The release covers eight demographic cells — race ∈ {AM, BL, HI, WH} crossed with sex ∈ {F, M} — across three CRDC collection years (2015–16, 2017–18, and 2021–22), for U.S. school districts (LEAs) and states.
What’s in the release #
Two artifacts are published on Hugging Face under release
civilytics-crdc-arrests-2025.1:
summary.duckdb(~260 MB) — a compact DuckDB with the tables that power the live API:arrest_summary(LEA grain, ~2.27M rows),state_summary,district_dim(names + geography), and ametatable. This is the file to grab if you want point estimates and intervals.parquet/— the full raw posterior draws (500 per group), Hive-partitioned bymodel_id / YEAR / LEA_STATEacross ~1,387 shards. Reach for this if you need to propagate uncertainty through your own downstream computation.
Quick start #
You can query a single slice straight from Hugging Face with DuckDB — no full download required:
INSTALL httpfs; LOAD httpfs;
-- Raw draws for TX, Black males, default model, 2021-22:
SELECT *
FROM read_parquet(
'hf://datasets/civilytics/crdc-school-arrest-rates/parquet/model_id=nat_m2_mod/YEAR=21-22/LEA_STATE=TX/*.parquet'
)
WHERE RACE = 'BL' AND SEX = 'M'
LIMIT 20;A live API serves the summary estimates at
crdc-api.civilytics.org
(OpenAPI/Swagger at
/api/v1/__docs__/), and the full methodology and data dictionary are documented
at pages.civilytics.org/crdc-arrests
.
Go to the data
Provenance
Source: U.S. Department of Education, Office for Civil Rights — Civil Rights Data Collection (CRDC) , school years 2015–16, 2017–18, and 2021–22. District names and geography are joined from the NCES Common Core of Data (CCD) district directories.

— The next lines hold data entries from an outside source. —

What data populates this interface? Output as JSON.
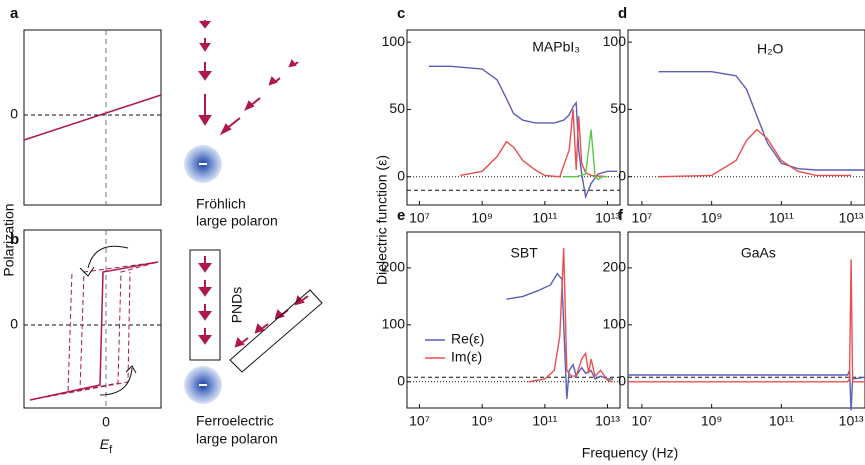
{
  "schematic": {
    "a": {
      "label": "a",
      "y_tick": "0"
    },
    "b": {
      "label": "b",
      "y_tick": "0",
      "x_tick": "0",
      "x_label": {
        "main": "E",
        "sub": "f"
      }
    },
    "y_label": "Polarization",
    "top_caption": [
      "Fröhlich",
      "large polaron"
    ],
    "pnds": "PNDs",
    "bottom_caption": [
      "Ferroelectric",
      "large polaron"
    ]
  },
  "shared": {
    "y_label": "Dielectric function (ε)",
    "x_label": "Frequency (Hz)"
  },
  "chart_data": [
    {
      "type": "line",
      "panel": "c",
      "title": "MAPbI₃",
      "log_x": true,
      "xlim": [
        4000000,
        25000000000000
      ],
      "ylim": [
        -21,
        109
      ],
      "yticks": [
        0,
        50,
        100
      ],
      "xticks": [
        {
          "value": 10000000,
          "label": "10⁷"
        },
        {
          "value": 1000000000,
          "label": "10⁹"
        },
        {
          "value": 100000000000,
          "label": "10¹¹"
        },
        {
          "value": 10000000000000,
          "label": "10¹³"
        }
      ],
      "reference_lines": [
        {
          "value": 0,
          "style": "dotted"
        },
        {
          "value": -10,
          "style": "dashed"
        }
      ],
      "series": [
        {
          "color": "#5b5fb5",
          "x": [
            20000000,
            100000000,
            1000000000,
            3000000000,
            6000000000,
            10000000000,
            20000000000,
            50000000000,
            100000000000,
            200000000000,
            400000000000,
            600000000000,
            800000000000,
            1000000000000,
            1200000000000,
            1500000000000,
            2000000000000,
            3000000000000,
            5000000000000,
            10000000000000,
            20000000000000
          ],
          "values": [
            82,
            82,
            80,
            72,
            58,
            47,
            42,
            40,
            40,
            40,
            42,
            46,
            52,
            55,
            20,
            2,
            -15,
            -5,
            2,
            4,
            4
          ]
        },
        {
          "color": "#e8504f",
          "x": [
            200000000,
            1000000000,
            3000000000,
            6000000000,
            10000000000,
            20000000000,
            50000000000,
            100000000000,
            300000000000,
            600000000000,
            800000000000,
            1000000000000,
            1200000000000,
            1500000000000,
            2000000000000,
            3000000000000,
            10000000000000
          ],
          "values": [
            1,
            4,
            15,
            26,
            22,
            12,
            5,
            1,
            0,
            20,
            50,
            5,
            45,
            10,
            3,
            1,
            0
          ]
        },
        {
          "color": "#5cc84a",
          "x": [
            400000000000,
            1000000000000,
            2000000000000,
            3000000000000,
            4000000000000,
            5000000000000,
            7000000000000,
            10000000000000
          ],
          "values": [
            0,
            0,
            2,
            35,
            0,
            -2,
            0,
            0
          ]
        }
      ]
    },
    {
      "type": "line",
      "panel": "d",
      "title": "H₂O",
      "log_x": true,
      "xlim": [
        4000000,
        25000000000000
      ],
      "ylim": [
        -21,
        109
      ],
      "yticks": [
        0,
        50,
        100
      ],
      "xticks": [
        {
          "value": 10000000,
          "label": "10⁷"
        },
        {
          "value": 1000000000,
          "label": "10⁹"
        },
        {
          "value": 100000000000,
          "label": "10¹¹"
        },
        {
          "value": 10000000000000,
          "label": "10¹³"
        }
      ],
      "reference_lines": [
        {
          "value": 0,
          "style": "dotted"
        }
      ],
      "series": [
        {
          "color": "#5b5fb5",
          "x": [
            30000000,
            1000000000,
            5000000000,
            10000000000,
            20000000000,
            40000000000,
            100000000000,
            300000000000,
            1000000000000,
            10000000000000,
            25000000000000
          ],
          "values": [
            78,
            78,
            75,
            65,
            45,
            25,
            10,
            6,
            5,
            5,
            5
          ]
        },
        {
          "color": "#e8504f",
          "x": [
            30000000,
            1000000000,
            5000000000,
            10000000000,
            20000000000,
            40000000000,
            100000000000,
            300000000000,
            1000000000000,
            10000000000000
          ],
          "values": [
            0,
            1,
            12,
            27,
            35,
            28,
            12,
            4,
            1,
            1
          ]
        }
      ]
    },
    {
      "type": "line",
      "panel": "e",
      "title": "SBT",
      "log_x": true,
      "xlim": [
        4000000,
        25000000000000
      ],
      "ylim": [
        -46,
        263
      ],
      "yticks": [
        0,
        100,
        200
      ],
      "xticks": [
        {
          "value": 10000000,
          "label": "10⁷"
        },
        {
          "value": 1000000000,
          "label": "10⁹"
        },
        {
          "value": 100000000000,
          "label": "10¹¹"
        },
        {
          "value": 10000000000000,
          "label": "10¹³"
        }
      ],
      "reference_lines": [
        {
          "value": 0,
          "style": "dotted"
        },
        {
          "value": 8,
          "style": "dashed"
        }
      ],
      "series": [
        {
          "name": "Re(ε)",
          "color": "#5b5fb5",
          "x": [
            6000000000,
            20000000000,
            60000000000,
            150000000000,
            250000000000,
            350000000000,
            400000000000,
            500000000000,
            600000000000,
            800000000000,
            1000000000000,
            1500000000000,
            2000000000000,
            3000000000000,
            4000000000000,
            6000000000000,
            10000000000000,
            15000000000000
          ],
          "values": [
            145,
            150,
            160,
            170,
            190,
            180,
            100,
            -30,
            20,
            30,
            10,
            25,
            15,
            20,
            5,
            10,
            5,
            5
          ]
        },
        {
          "name": "Im(ε)",
          "color": "#e8504f",
          "x": [
            30000000000,
            100000000000,
            200000000000,
            300000000000,
            400000000000,
            500000000000,
            700000000000,
            1000000000000,
            1500000000000,
            2000000000000,
            2500000000000,
            3000000000000,
            4000000000000,
            6000000000000,
            10000000000000,
            15000000000000
          ],
          "values": [
            0,
            5,
            20,
            80,
            235,
            20,
            10,
            10,
            40,
            50,
            15,
            40,
            10,
            20,
            3,
            0
          ]
        }
      ]
    },
    {
      "type": "line",
      "panel": "f",
      "title": "GaAs",
      "log_x": true,
      "xlim": [
        4000000,
        25000000000000
      ],
      "ylim": [
        -46,
        263
      ],
      "yticks": [
        0,
        100,
        200
      ],
      "xticks": [
        {
          "value": 10000000,
          "label": "10⁷"
        },
        {
          "value": 1000000000,
          "label": "10⁹"
        },
        {
          "value": 100000000000,
          "label": "10¹¹"
        },
        {
          "value": 10000000000000,
          "label": "10¹³"
        }
      ],
      "reference_lines": [
        {
          "value": 8,
          "style": "dashed"
        }
      ],
      "series": [
        {
          "color": "#5b5fb5",
          "x": [
            4000000,
            8000000000000,
            9000000000000,
            10000000000000,
            11000000000000,
            25000000000000
          ],
          "values": [
            12,
            12,
            20,
            -50,
            5,
            8
          ]
        },
        {
          "color": "#e8504f",
          "x": [
            4000000,
            8000000000000,
            9000000000000,
            10000000000000,
            11000000000000,
            25000000000000
          ],
          "values": [
            0,
            0,
            5,
            215,
            0,
            0
          ]
        }
      ]
    }
  ]
}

The underlying CRDC counts are U.S. federal government public records.
Rates are produced by Bayesian hierarchical binomial models fit with
brms
/Stan, which partially pool sparse
counts across districts to stabilize estimates and carry full posterior
uncertainty. Ten specifications (nat_m1–nat_m5, sg_m1–sg_m5) are
provided; the defaults (nat_m2 / sg_m2) use the most-recent year plus a
referral-rate covariate. Estimates include count and rate point estimates with
highest-posterior-density intervals at the 50%, 80%, and 95% levels.
Known caveats
- State summaries are draw-wise population aggregates (summed across LEAs
within each posterior draw), which is distinct from the model’s
(1|LEA_STATE)random effect — don’t read them as a state-level random intercept. - Sample restrictions apply: districts with enrollment below 30, plus other data-quality business rules documented in the data dictionary, are excluded.
- Estimates are model-based, not raw counts. They are designed for cross-district comparison with calibrated uncertainty, not as the literal reported arrest tallies.